Dans l'étude, certains ménages ont eu la possibilité de s'engager volontairement à un objectif d'augmenter leurs achats d'aliments sains de 5 points de pourcentage par rapport à leur moyenne historique pour chacun des six mois de l'étude.

Ainsi, un ménage dont les achats d'épicerie étaient composés de 25 pour cent d'aliments sains, en moyenne, serait invité à augmenter le quotient d'aliments sains à 30 pour cent.

Pour certains, cela revenait à n'ajouter que quelques légumes ou aliments faibles en gras de plus par voyage au risque de perdre la totalité de leur remise mensuelle sur tous les aliments sains.

Les données ont révélé que seuls les ménages qui se sont portés volontaires pour mettre leur remise en argent en jeu ont augmenté leurs achats d'aliments sains - en moyenne de 3,5 points de pourcentage - au cours de chacun des six mois de l'étude.

Cela a été comparé aux ménages qui ont choisi de ne pas risquer leur remise et à un groupe témoin qui n'a pas eu la possibilité de prendre un engagement financier contraignant.

Même si certaines familles n’ont pas atteint l’objectif chaque mois, les chercheurs ont été surpris par leur résilience:

«Ceux qui ont échoué à la tâche - qui n'ont pas obtenu le rabais - voulaient néanmoins rester dans le programme», explique le psychologue et co-auteur de l'étude Dan Ariely de l'Université Duke.
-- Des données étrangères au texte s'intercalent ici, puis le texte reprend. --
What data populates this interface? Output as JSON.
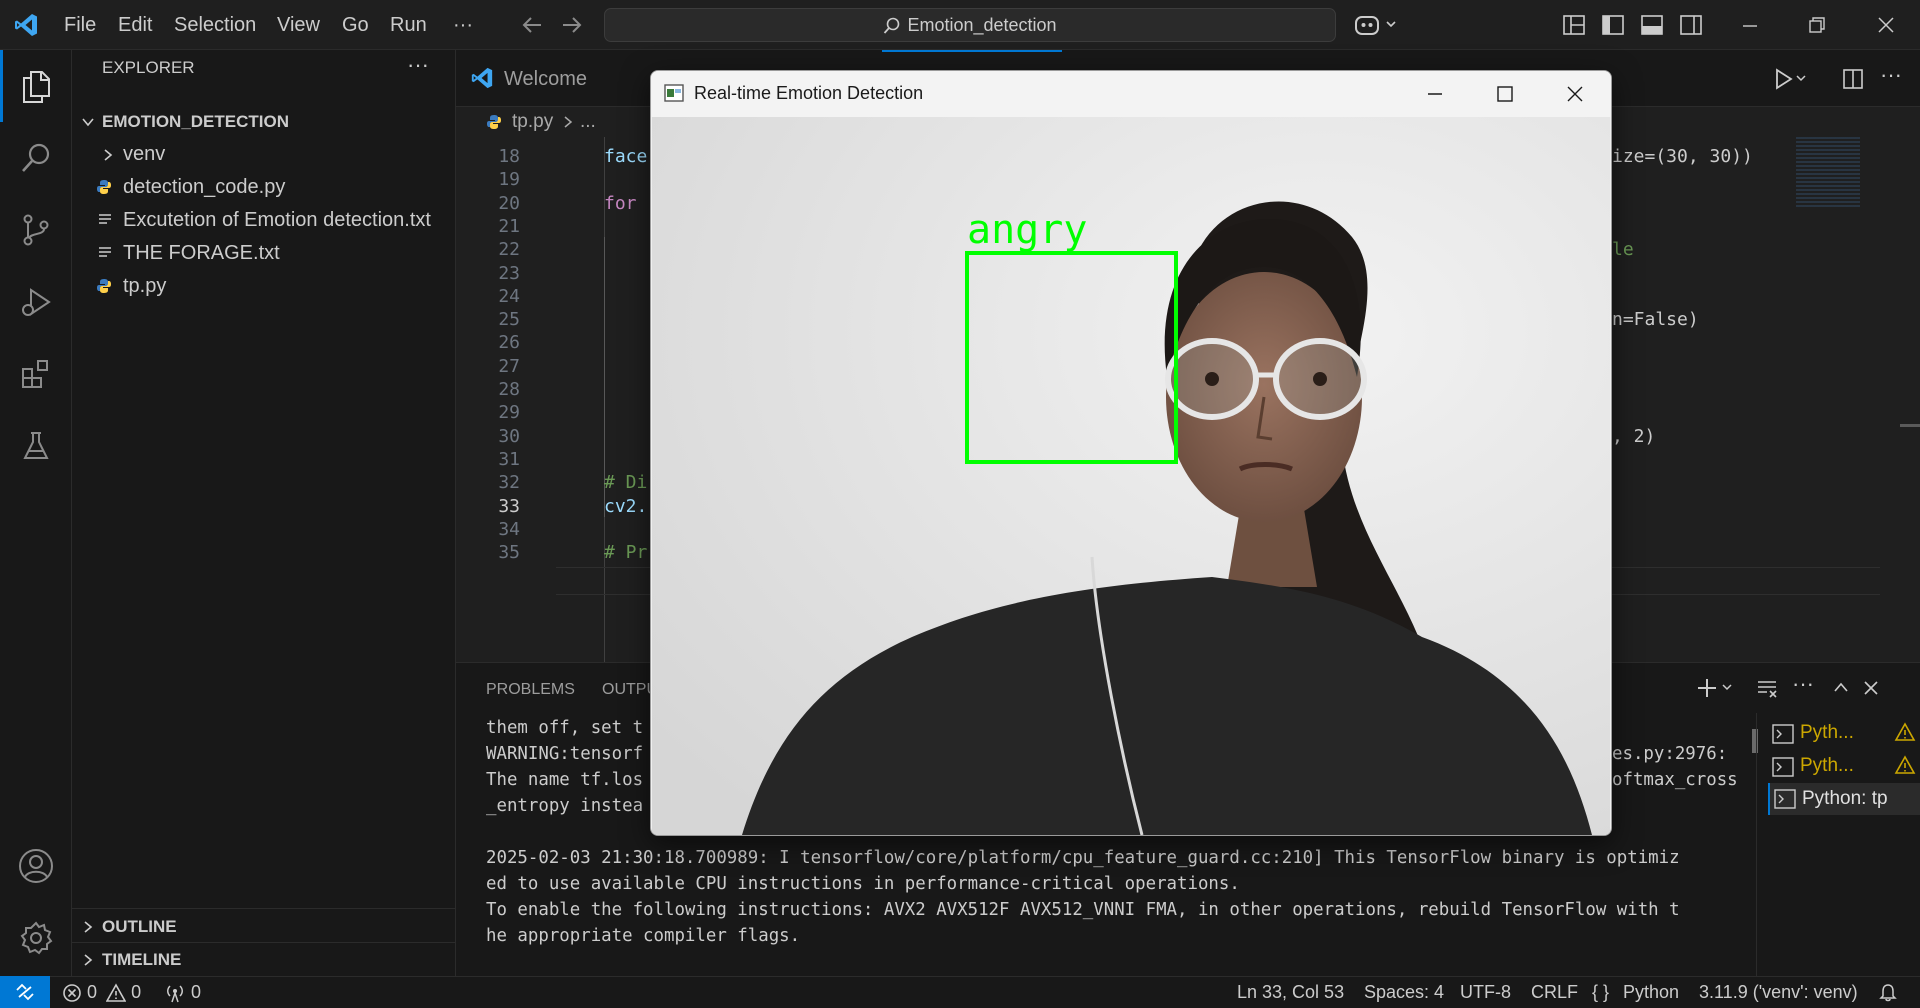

«C'étaient des gens qui ont essayé d'utiliser la sanction financière pour améliorer leur propre comportement, sans y parvenir. Mais ils n'ont blâmé personne d'autre et ils n'ont pas arrêté d'essayer.

Ces résultats remettent en question l'hypothèse selon laquelle les gens ont besoin de plus d'informations pour prendre de meilleures décisions:

«Les gens savent parfois quelle est la bonne chose à faire, mais ils ne peuvent pas agir en conséquence», explique Ariely.

«Si nous voulons que les gens se comportent mieux, ce que nous devons faire n'est pas de leur fournir plus d'informations, mais plutôt de les aider à changer leur environnement.»

La nouvelle recherche indique que les gens comprennent vraiment l'importance d'acheter des aliments sains, et sont même prêts à se mettre une contrainte pour changer leur environnement afin d'essayer d'atteindre cet objectif.

Sur la base de ces premiers résultats, les chercheurs veulent savoir si la stratégie de pré-engagement a incité les participants à continuer d'acheter des aliments sains même après la disparition du risque de perdre de l'argent, et quels effets cette stratégie a sur d'autres comportements de santé.

«Les gens étaient-ils tellement inspirés par leur engagement à manger plus sainement qu'ils faisaient plus d'exercice? Ou était-ce l'inverse, où une nutrition plus saine conduit à un relâchement de l'exercice? » Schwartz et Mochon ont dit.

«Nos futures études sur le terrain se concentreront sur les dispositifs d'engagement volontaire dans d'autres comportements liés à la santé, tels que les exercices en salle de sport et l'abandon du tabac, qui peuvent fonctionner dans le cadre de programmes d'incitation à grande échelle et aider les gens à garder la maîtrise de soi de manière continue.

«La gamme des questions que nous voulons étudier est très large - y compris l'alimentation, l'exercice, le sevrage tabagique, même l'éducation - et ces données nous donnent la lentille pour regarder tout cela», a déclaré Ariely.